Bugün Erdal Öz’ün doğum günü.
Ne tuhaf… Çok olmuş aramızdan ayrılalı. O haberi aldığım günü, uğurlamamızı bütün ayrıntılarıyla hatırlamak canımı acıtıyor. Erdal Abi’den iki yıl sonra da babamla vedalamıştım. Böyle böyle büyüyor insan. Böyle böyle ölüyor.
Dert kazıyacak değilim. Erdal Abi’yi hoşluklarla anıyorum yıllardır. Çoğunlukla gülerek. Onun gibi fıkra anlatmayı beceremiyorum ama gülecek bir anı bulup çıkarıyorum. Fıkralara pek gülmem zaten, bunu Erdal Abi de bilirdi.
Son zamanlarda günlüklerini, mektuplaşmalarını okuyorum Erdal Abi’nin. Okuyoruz. (Yeri gelmişken henüz okumamış olanlara da tavsiye edeyim)
Her günlük sayfasında, her mektupta onu bir kere daha tanımak iyi geliyor. Kendimi her şeye geç kalmış hissediyorum bir yandan da. Ben de günlük tutsam diyorum. Hatta ne yalan söyleyeyim, alıyorum yeni bir defter, başlıyorum yazmaya. Ama olmuyor.
Eğer günlük tutabilseyim ya da anılarımı yazmakta kararlı ve cesur olabilseydim, Kapadokya’da bir gün batımında birlikte şarap içerken bana söylediklerini not düşerdim sayfalara. Hayatımda yediğim pek çok kazığın nedenini, dost görünen yüzlerin sahte cümlelerini, hırsına yenik düşenlerin balmumu maskelerini iki cümlede özetlemişti Erdal Abi. “Aramızda kalsın” demiştik o anda. Yanımızda Cüneyt Türel ve Çetin Öner vardı. Onlar da öyle güzel konuşmuşlardı ki, öykü tamamlanmıştı. Üçü de yok artık bu dünyada. Aramızda kalacak yani.

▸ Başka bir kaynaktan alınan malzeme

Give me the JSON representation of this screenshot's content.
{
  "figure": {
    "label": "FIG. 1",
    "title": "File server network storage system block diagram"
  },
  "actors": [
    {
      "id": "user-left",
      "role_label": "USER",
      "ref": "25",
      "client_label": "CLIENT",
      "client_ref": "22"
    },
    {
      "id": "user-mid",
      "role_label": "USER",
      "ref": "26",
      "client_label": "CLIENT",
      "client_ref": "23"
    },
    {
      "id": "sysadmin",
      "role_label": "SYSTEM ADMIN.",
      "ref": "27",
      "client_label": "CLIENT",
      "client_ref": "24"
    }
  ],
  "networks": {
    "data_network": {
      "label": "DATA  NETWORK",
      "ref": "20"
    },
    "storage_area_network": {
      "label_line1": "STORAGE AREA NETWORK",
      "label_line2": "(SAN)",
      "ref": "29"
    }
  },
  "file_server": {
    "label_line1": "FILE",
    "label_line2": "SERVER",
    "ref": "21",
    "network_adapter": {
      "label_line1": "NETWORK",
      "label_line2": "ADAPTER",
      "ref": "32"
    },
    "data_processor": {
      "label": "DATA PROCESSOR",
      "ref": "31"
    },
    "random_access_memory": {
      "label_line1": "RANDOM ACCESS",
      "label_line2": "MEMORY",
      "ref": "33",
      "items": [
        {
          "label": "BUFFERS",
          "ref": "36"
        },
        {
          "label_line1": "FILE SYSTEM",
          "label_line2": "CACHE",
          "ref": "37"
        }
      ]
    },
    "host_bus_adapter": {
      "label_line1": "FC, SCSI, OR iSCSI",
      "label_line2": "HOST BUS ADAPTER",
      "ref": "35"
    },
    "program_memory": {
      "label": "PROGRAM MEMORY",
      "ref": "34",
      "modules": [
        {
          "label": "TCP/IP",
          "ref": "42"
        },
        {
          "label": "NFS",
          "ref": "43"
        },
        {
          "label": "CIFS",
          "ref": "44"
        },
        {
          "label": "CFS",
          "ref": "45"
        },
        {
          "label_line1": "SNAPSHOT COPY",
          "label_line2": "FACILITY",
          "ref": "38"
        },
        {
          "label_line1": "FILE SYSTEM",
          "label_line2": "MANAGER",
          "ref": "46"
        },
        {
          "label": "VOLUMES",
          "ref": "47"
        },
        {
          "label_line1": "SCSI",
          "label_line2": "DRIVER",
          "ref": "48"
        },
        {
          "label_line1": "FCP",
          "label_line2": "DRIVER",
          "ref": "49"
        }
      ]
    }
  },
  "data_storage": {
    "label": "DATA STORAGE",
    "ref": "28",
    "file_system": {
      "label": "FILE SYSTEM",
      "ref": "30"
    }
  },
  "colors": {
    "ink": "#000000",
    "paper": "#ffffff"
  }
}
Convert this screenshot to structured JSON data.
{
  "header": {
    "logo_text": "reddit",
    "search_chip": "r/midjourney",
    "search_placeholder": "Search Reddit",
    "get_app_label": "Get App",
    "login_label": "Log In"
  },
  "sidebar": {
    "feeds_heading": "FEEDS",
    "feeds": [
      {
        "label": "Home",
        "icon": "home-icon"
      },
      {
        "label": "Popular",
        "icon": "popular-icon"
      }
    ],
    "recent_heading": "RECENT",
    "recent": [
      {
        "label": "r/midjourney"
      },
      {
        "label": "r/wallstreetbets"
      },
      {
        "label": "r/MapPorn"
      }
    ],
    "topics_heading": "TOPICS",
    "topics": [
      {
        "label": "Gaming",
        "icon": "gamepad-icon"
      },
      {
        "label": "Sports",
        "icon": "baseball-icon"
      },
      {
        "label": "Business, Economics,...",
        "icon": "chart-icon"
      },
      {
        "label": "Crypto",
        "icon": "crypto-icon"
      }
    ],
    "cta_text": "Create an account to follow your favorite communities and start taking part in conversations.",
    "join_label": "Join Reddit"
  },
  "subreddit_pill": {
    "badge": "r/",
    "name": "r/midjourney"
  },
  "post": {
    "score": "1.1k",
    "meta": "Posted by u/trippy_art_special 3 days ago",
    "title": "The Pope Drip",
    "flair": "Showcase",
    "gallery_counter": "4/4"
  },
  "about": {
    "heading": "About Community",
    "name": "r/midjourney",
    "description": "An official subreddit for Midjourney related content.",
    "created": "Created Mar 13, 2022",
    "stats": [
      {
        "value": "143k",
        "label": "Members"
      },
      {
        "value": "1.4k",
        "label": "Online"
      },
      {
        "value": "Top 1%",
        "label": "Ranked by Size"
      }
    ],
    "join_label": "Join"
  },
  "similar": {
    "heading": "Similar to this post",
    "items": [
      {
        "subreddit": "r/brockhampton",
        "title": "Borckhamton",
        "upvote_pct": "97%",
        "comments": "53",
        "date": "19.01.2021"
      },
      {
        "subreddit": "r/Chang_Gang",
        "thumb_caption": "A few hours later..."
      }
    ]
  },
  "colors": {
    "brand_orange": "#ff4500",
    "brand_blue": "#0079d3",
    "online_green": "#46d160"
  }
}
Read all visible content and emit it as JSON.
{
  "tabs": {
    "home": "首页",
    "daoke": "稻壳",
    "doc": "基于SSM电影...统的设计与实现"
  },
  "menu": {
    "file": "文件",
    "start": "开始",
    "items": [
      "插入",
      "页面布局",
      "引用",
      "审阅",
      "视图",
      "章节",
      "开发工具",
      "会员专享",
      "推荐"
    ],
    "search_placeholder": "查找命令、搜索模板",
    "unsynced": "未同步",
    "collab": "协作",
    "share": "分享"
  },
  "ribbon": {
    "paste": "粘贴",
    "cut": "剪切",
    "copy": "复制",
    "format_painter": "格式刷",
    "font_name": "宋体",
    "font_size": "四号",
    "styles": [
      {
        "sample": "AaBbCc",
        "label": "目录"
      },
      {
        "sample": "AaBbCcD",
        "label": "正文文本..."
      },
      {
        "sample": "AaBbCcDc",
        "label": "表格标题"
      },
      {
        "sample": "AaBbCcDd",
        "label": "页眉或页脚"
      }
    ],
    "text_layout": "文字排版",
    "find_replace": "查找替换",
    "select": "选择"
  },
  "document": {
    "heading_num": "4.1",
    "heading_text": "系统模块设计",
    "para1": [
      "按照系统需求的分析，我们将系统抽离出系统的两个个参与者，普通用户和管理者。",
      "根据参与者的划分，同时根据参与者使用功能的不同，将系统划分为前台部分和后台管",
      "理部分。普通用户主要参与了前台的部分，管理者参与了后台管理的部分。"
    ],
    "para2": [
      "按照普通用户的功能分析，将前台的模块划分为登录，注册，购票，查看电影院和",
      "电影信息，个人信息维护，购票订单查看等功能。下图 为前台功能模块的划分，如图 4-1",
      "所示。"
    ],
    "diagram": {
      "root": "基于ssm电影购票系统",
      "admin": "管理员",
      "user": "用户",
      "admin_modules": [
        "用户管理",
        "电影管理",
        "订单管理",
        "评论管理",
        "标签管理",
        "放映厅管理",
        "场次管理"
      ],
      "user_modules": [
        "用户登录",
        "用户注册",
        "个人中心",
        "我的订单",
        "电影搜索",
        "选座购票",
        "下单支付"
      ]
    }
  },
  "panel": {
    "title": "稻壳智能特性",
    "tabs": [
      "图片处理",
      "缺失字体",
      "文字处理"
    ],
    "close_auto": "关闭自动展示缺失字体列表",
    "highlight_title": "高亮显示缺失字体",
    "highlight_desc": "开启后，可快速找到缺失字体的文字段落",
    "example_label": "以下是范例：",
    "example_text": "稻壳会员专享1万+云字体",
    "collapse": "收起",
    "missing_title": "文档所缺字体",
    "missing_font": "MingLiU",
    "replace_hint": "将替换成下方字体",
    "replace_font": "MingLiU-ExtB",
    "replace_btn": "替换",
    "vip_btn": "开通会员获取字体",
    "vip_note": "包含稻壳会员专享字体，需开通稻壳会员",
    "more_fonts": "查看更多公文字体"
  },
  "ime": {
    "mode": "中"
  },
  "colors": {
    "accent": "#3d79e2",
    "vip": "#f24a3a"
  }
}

Şaraptan rakıya geçilen gecede yine fıkralar anlatmıştı Erdal Abi. Yine gülmemiştim. Ama her fıkradan sonra, yüzüne yayılan gülümsemeye mutlulukla bakmıştım. O gülümsemeyi en iyi anlatan, uzun süre yayınevinin merdivenlerinde gelenlere ‘merhaba’ diyen fotoğrafı da şuracığa bırakayım.
İyi ki doğmuşsun Erdal Abi. Her şey için teşekkür ederim. Aramızda…
Samimiyetinize sağlık..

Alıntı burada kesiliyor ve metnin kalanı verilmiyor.